Depois daquele beijo, tinha certeza que ela me queria pelo menos um pouco e, mesmo que fosse pouco, faria com que isso se tornasse muito.

Somente muito tempo depois que estava ali perdida em meus pensamentos, é que Marcela surgiu à porta do quarto. Me observou em silêncio por um longo tempo, os braços cruzados, a testa enrugada como se estivesse tomando uma decisão.

Caminhou até a cama e sentou-se ao meu lado. Passou a mão em meu rosto e curvou-se em minha direção dizendo:

— Acho que fomos interromp…

Eu só podia estar no paraíso, ela ia me beijar de novo, pelo menos, deu a entender isso, pois nossas bocas ficaram a alguns centímetros e…

— Opa, desculpe! Acho que cheguei em má hora! Digo, boa! — Eduardo riu, dando de ombros e enfiando as mãos nos bolsos da calsa.
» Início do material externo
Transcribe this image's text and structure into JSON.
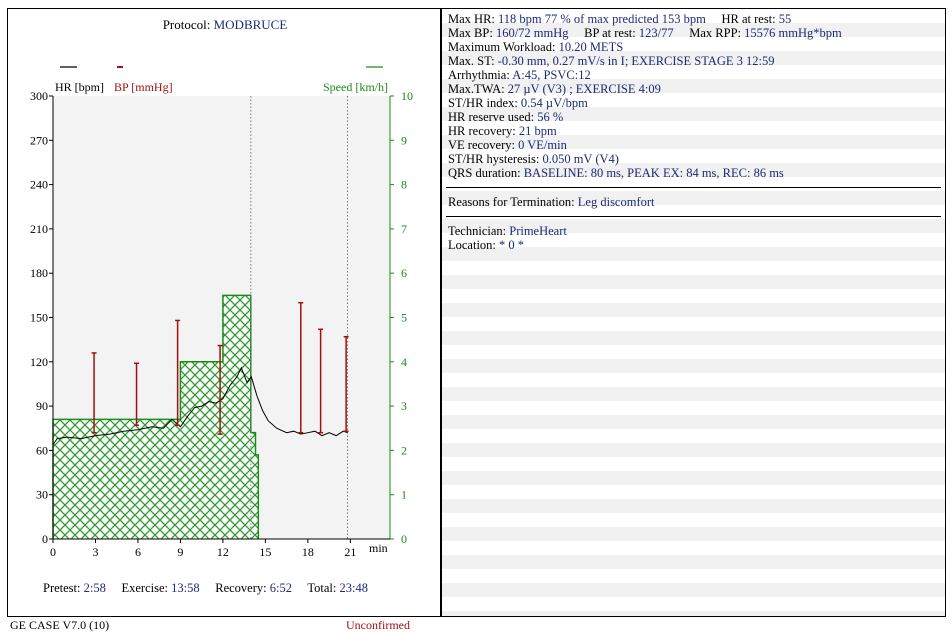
{
  "header": {
    "protocol_label": "Protocol:",
    "protocol_value": "MODBRUCE"
  },
  "legend": {
    "hr": "HR [bpm]",
    "bp": "BP  [mmHg]",
    "speed": "Speed [km/h]"
  },
  "colors": {
    "hr": "#000000",
    "bp": "#a01010",
    "speed": "#1a8a1a",
    "values": "#1c2a78"
  },
  "chart_data": {
    "type": "line",
    "xlabel": "min",
    "ylabel_left": "HR [bpm]",
    "ylabel_right": "Speed [km/h]",
    "xlim": [
      0,
      23.8
    ],
    "ylim_left": [
      0,
      300
    ],
    "ylim_right": [
      0,
      10
    ],
    "x_ticks": [
      0,
      3,
      6,
      9,
      12,
      15,
      18,
      21
    ],
    "y_ticks_left": [
      0,
      30,
      60,
      90,
      120,
      150,
      180,
      210,
      240,
      270,
      300
    ],
    "y_ticks_right": [
      0,
      1,
      2,
      3,
      4,
      5,
      6,
      7,
      8,
      9,
      10
    ],
    "vertical_markers": [
      13.97,
      20.8
    ],
    "speed_steps": [
      {
        "t0": 0,
        "t1": 5.8,
        "speed": 2.7
      },
      {
        "t0": 5.8,
        "t1": 9.0,
        "speed": 2.7
      },
      {
        "t0": 9.0,
        "t1": 12.0,
        "speed": 4.0
      },
      {
        "t0": 12.0,
        "t1": 13.97,
        "speed": 5.5
      },
      {
        "t0": 13.97,
        "t1": 14.3,
        "speed": 2.4
      },
      {
        "t0": 14.3,
        "t1": 14.5,
        "speed": 1.9
      }
    ],
    "hr_series": {
      "name": "HR [bpm]",
      "x": [
        0,
        0.3,
        1,
        2,
        3,
        4,
        5,
        6,
        7,
        7.8,
        8.4,
        9,
        9.5,
        10,
        10.5,
        11,
        11.5,
        12,
        12.5,
        13,
        13.3,
        13.7,
        14,
        14.4,
        14.8,
        15.2,
        15.8,
        16.5,
        17,
        17.5,
        18,
        18.5,
        19,
        19.5,
        20,
        20.5,
        20.8
      ],
      "y": [
        64,
        68,
        69,
        68,
        70,
        71,
        73,
        74,
        76,
        75,
        81,
        76,
        83,
        89,
        90,
        93,
        92,
        95,
        104,
        110,
        116,
        106,
        110,
        97,
        87,
        80,
        75,
        72,
        73,
        71,
        72,
        73,
        70,
        72,
        70,
        73,
        72
      ]
    },
    "bp_series": {
      "name": "BP  [mmHg]",
      "points": [
        {
          "t": 2.9,
          "sys": 126,
          "dia": 72
        },
        {
          "t": 5.9,
          "sys": 119,
          "dia": 77
        },
        {
          "t": 8.8,
          "sys": 148,
          "dia": 77
        },
        {
          "t": 11.8,
          "sys": 131,
          "dia": 71
        },
        {
          "t": 17.5,
          "sys": 160,
          "dia": 72
        },
        {
          "t": 18.9,
          "sys": 142,
          "dia": 72
        },
        {
          "t": 20.7,
          "sys": 137,
          "dia": 73
        }
      ]
    }
  },
  "durations": {
    "pretest_label": "Pretest:",
    "pretest": "2:58",
    "exercise_label": "Exercise:",
    "exercise": "13:58",
    "recovery_label": "Recovery:",
    "recovery": "6:52",
    "total_label": "Total:",
    "total": "23:48"
  },
  "stats": {
    "max_hr_label": "Max HR:",
    "max_hr": "118 bpm   77 % of max predicted 153 bpm",
    "hr_rest_label": "HR at rest:",
    "hr_rest": "55",
    "max_bp_label": "Max BP:",
    "max_bp": "160/72 mmHg",
    "bp_rest_label": "BP at rest:",
    "bp_rest": "123/77",
    "max_rpp_label": "Max RPP:",
    "max_rpp": "15576 mmHg*bpm",
    "workload_label": "Maximum Workload:",
    "workload": "10.20 METS",
    "max_st_label": "Max. ST:",
    "max_st": "-0.30 mm,  0.27 mV/s  in I; EXERCISE  STAGE 3  12:59",
    "arrhythmia_label": "Arrhythmia:",
    "arrhythmia": "A:45,   PSVC:12",
    "max_twa_label": "Max.TWA:",
    "max_twa": "27 µV (V3) ; EXERCISE  4:09",
    "st_hr_index_label": "ST/HR index:",
    "st_hr_index": "0.54 µV/bpm",
    "hr_reserve_label": "HR reserve used:",
    "hr_reserve": "56 %",
    "hr_recovery_label": "HR recovery:",
    "hr_recovery": "21 bpm",
    "ve_recovery_label": "VE recovery:",
    "ve_recovery": "0 VE/min",
    "st_hr_hyst_label": "ST/HR hysteresis:",
    "st_hr_hyst": "0.050 mV (V4)",
    "qrs_label": "QRS duration:",
    "qrs": "BASELINE:  80 ms, PEAK EX:  84 ms, REC:  86 ms"
  },
  "termination": {
    "label": "Reasons for Termination:",
    "value": "Leg discomfort"
  },
  "technician": {
    "label": "Technician:",
    "value": "PrimeHeart",
    "location_label": "Location:",
    "location_value": "* 0 *"
  },
  "footer": {
    "version": "GE CASE V7.0 (10)",
    "status": "Unconfirmed"
  }
}
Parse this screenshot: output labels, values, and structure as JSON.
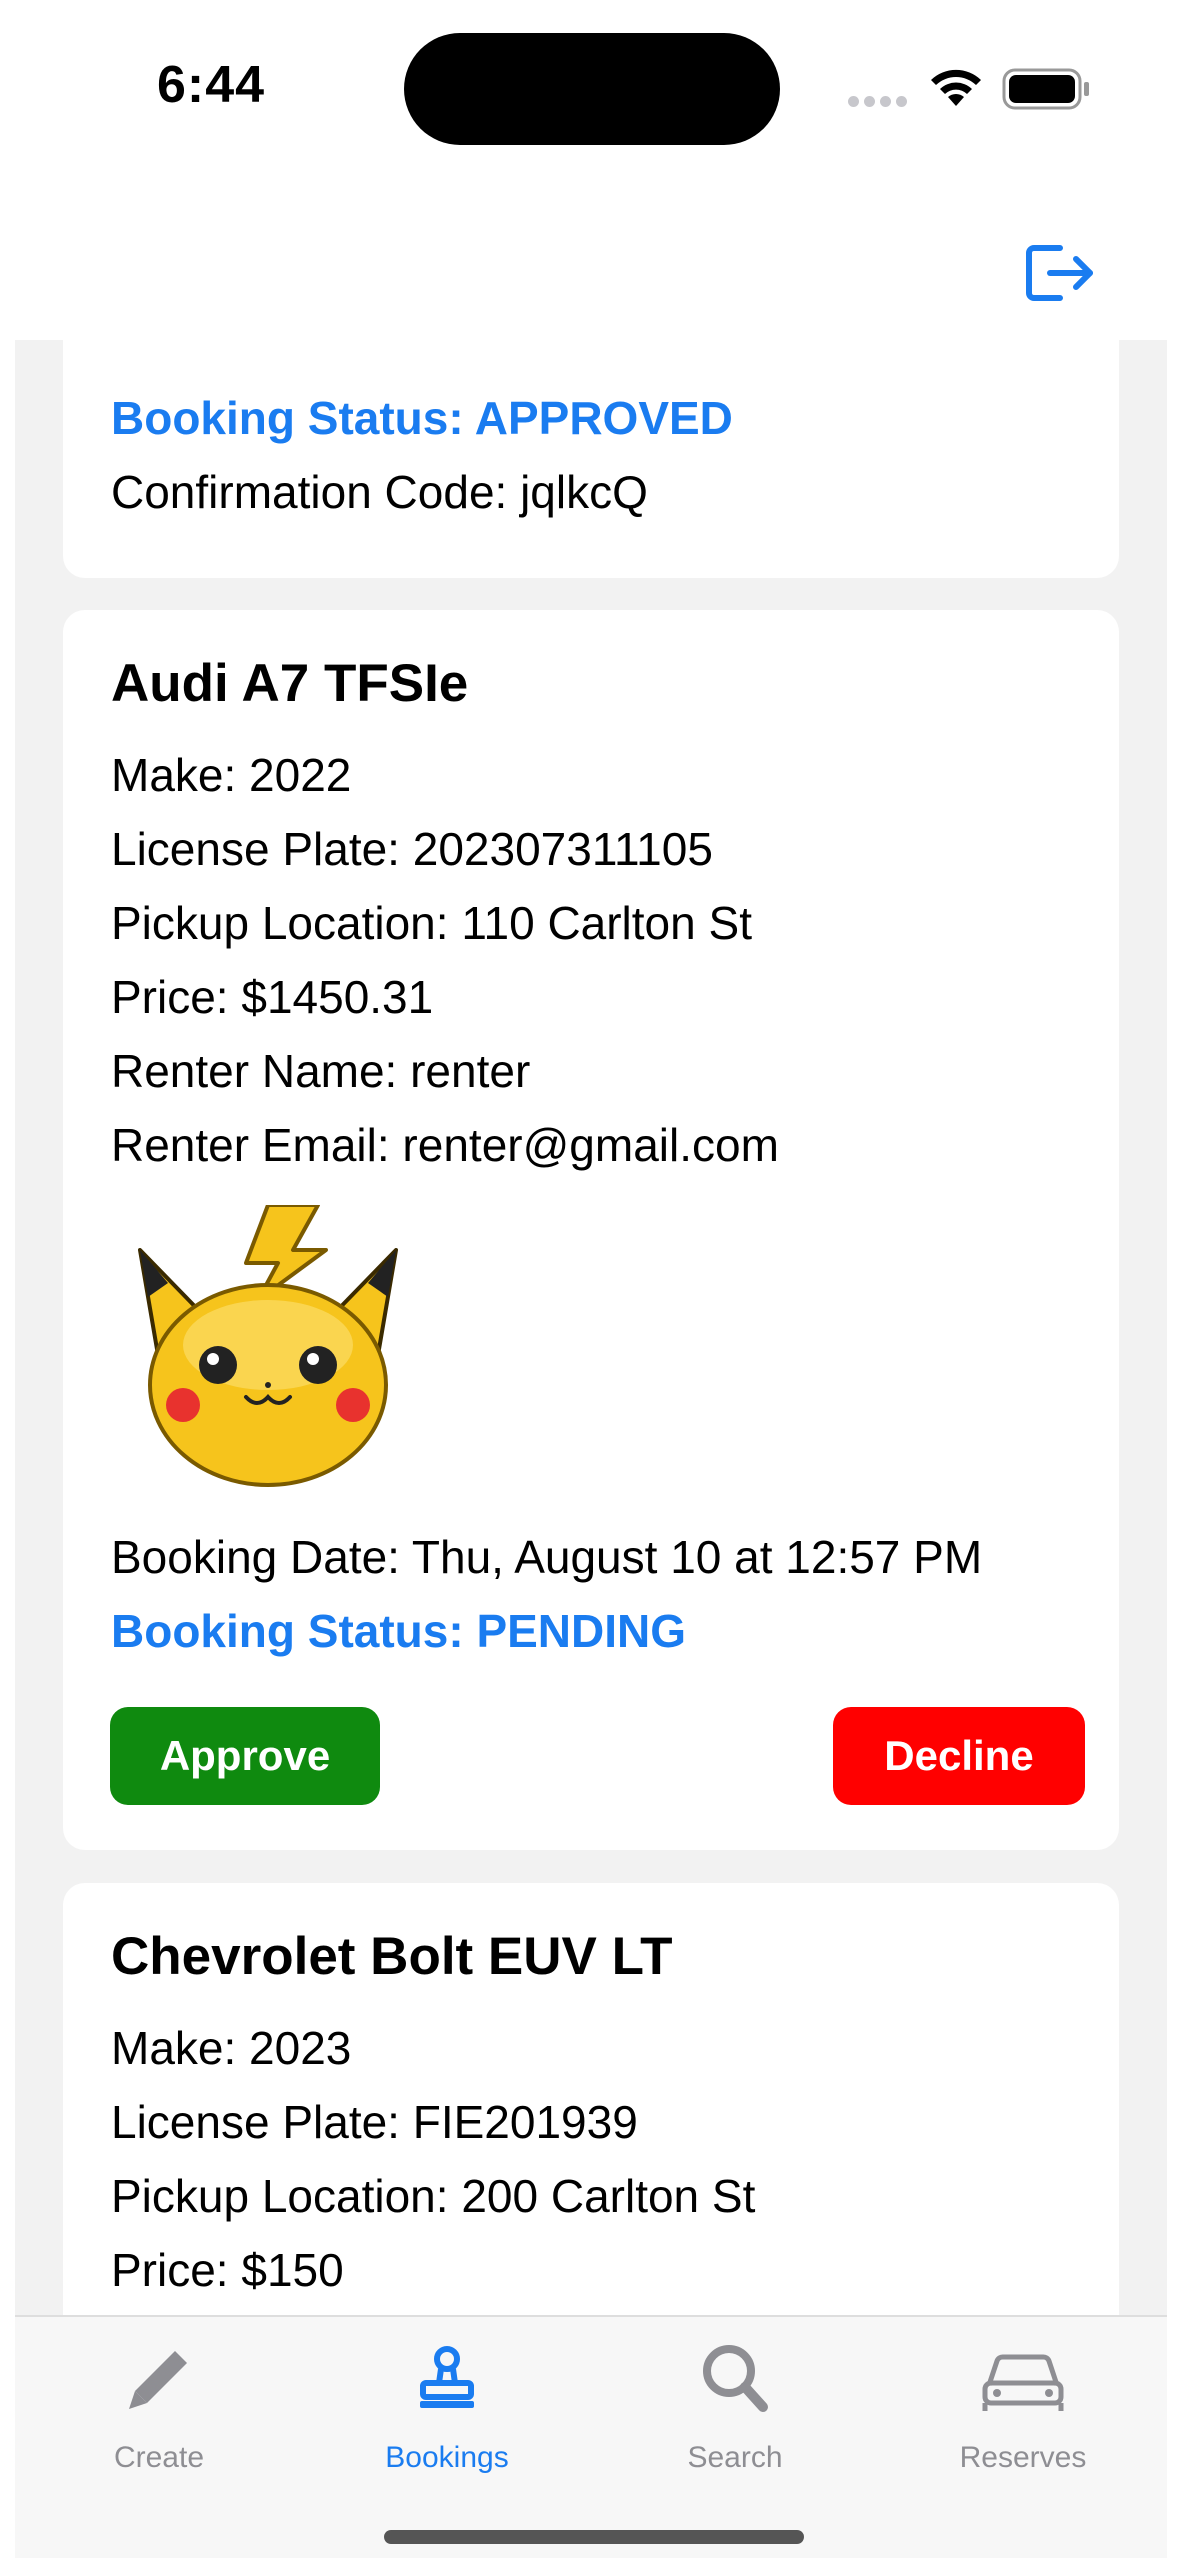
{
  "status_bar": {
    "time": "6:44"
  },
  "bookings": [
    {
      "status_text": "Booking Status: APPROVED",
      "confirmation": "Confirmation Code: jqlkcQ"
    },
    {
      "title": "Audi A7 TFSIe",
      "make": "Make: 2022",
      "plate": "License Plate: 202307311105",
      "pickup": "Pickup Location: 110 Carlton St",
      "price": "Price: $1450.31",
      "renter_name": "Renter Name: renter",
      "renter_email": "Renter Email: renter@gmail.com",
      "avatar": "pikachu-image",
      "booking_date": "Booking Date: Thu, August 10 at 12:57 PM",
      "status_text": "Booking Status: PENDING",
      "approve_label": "Approve",
      "decline_label": "Decline"
    },
    {
      "title": "Chevrolet Bolt EUV LT",
      "make": "Make: 2023",
      "plate": "License Plate: FIE201939",
      "pickup": "Pickup Location: 200 Carlton St",
      "price": "Price: $150"
    }
  ],
  "tabs": [
    {
      "label": "Create",
      "icon": "pencil-icon",
      "active": false
    },
    {
      "label": "Bookings",
      "icon": "stamp-icon",
      "active": true
    },
    {
      "label": "Search",
      "icon": "search-icon",
      "active": false
    },
    {
      "label": "Reserves",
      "icon": "car-icon",
      "active": false
    }
  ],
  "colors": {
    "accent": "#1a7cf0",
    "approve": "#0f8a0f",
    "decline": "#ff0000",
    "inactive_tab": "#8e8e93",
    "background": "#f2f2f2"
  }
}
Marcela se afastou e caminhou até a porta dizendo:

— Que nada, Edu. Você chegou em ótima hora, sua irmã precisa de você — e saiu.

Novamente, o desejo assassino surgiu em mim. Queria matar, trucidar, esganar e sei lá mais o que queria fazer com ele.

— Eduardo, seu chato! Que hora você tinha para aparecer!

— Poxa, Joana! Como que eu ia saber que ia encontrar vocês duas aos beijos aqui?!

Sentei na cama.

— Nós não estávamos aos beijos porque você atrapalhou, sua mala!

— Ihhh… Está estressadinha, é? Está naqueles dias?

Bufei, lhe enviando um olhar assassino.

— E como é que você queria que eu estivesse?

— Tá, tá! Desculpa! — sentou ao meu lado na cama. — Agora, me conta o que os nossos pais e o ilustríssimo casal municipal estavam fazendo aqui.

Suspirei. Já tinha até esquecido disso.

— E você ainda pergunta? Eles vieram me acusar de invasão e sequestro.

— Como assim?

Contei tudo que tinha acontecido para ele que, mais uma vez, quis ir tirar satisfações com o prefeito e, claro, não deixei. Ficou andando de um lado para o outro do quarto com os punhos fechados e resmungando meio mundo de insultos contra o pai de Marcela. Isso já estava me dando agonia.

— Dá para parar? Já estou ficando tonta, senta aqui.

Ele obedeceu e ficamos nos encarando por um longo tempo. Então, me abraçou forte, saiu desejando boa noite e dizendo que daríamos um jeito em toda aquela confusão. Antes de fechar a porta completamente, voltou a enfiar a cabeça para dentro do quarto.

— Eu não te disse que ela curtia?!

— Palhaço! — atirei o travesseiro nele que fechou a porta antes que este o atingisse. Ouvi suas gargalhadas se distanciando no corredor, enquanto relembrava o sabor dos lábios de Marcela com um sorriso bobo.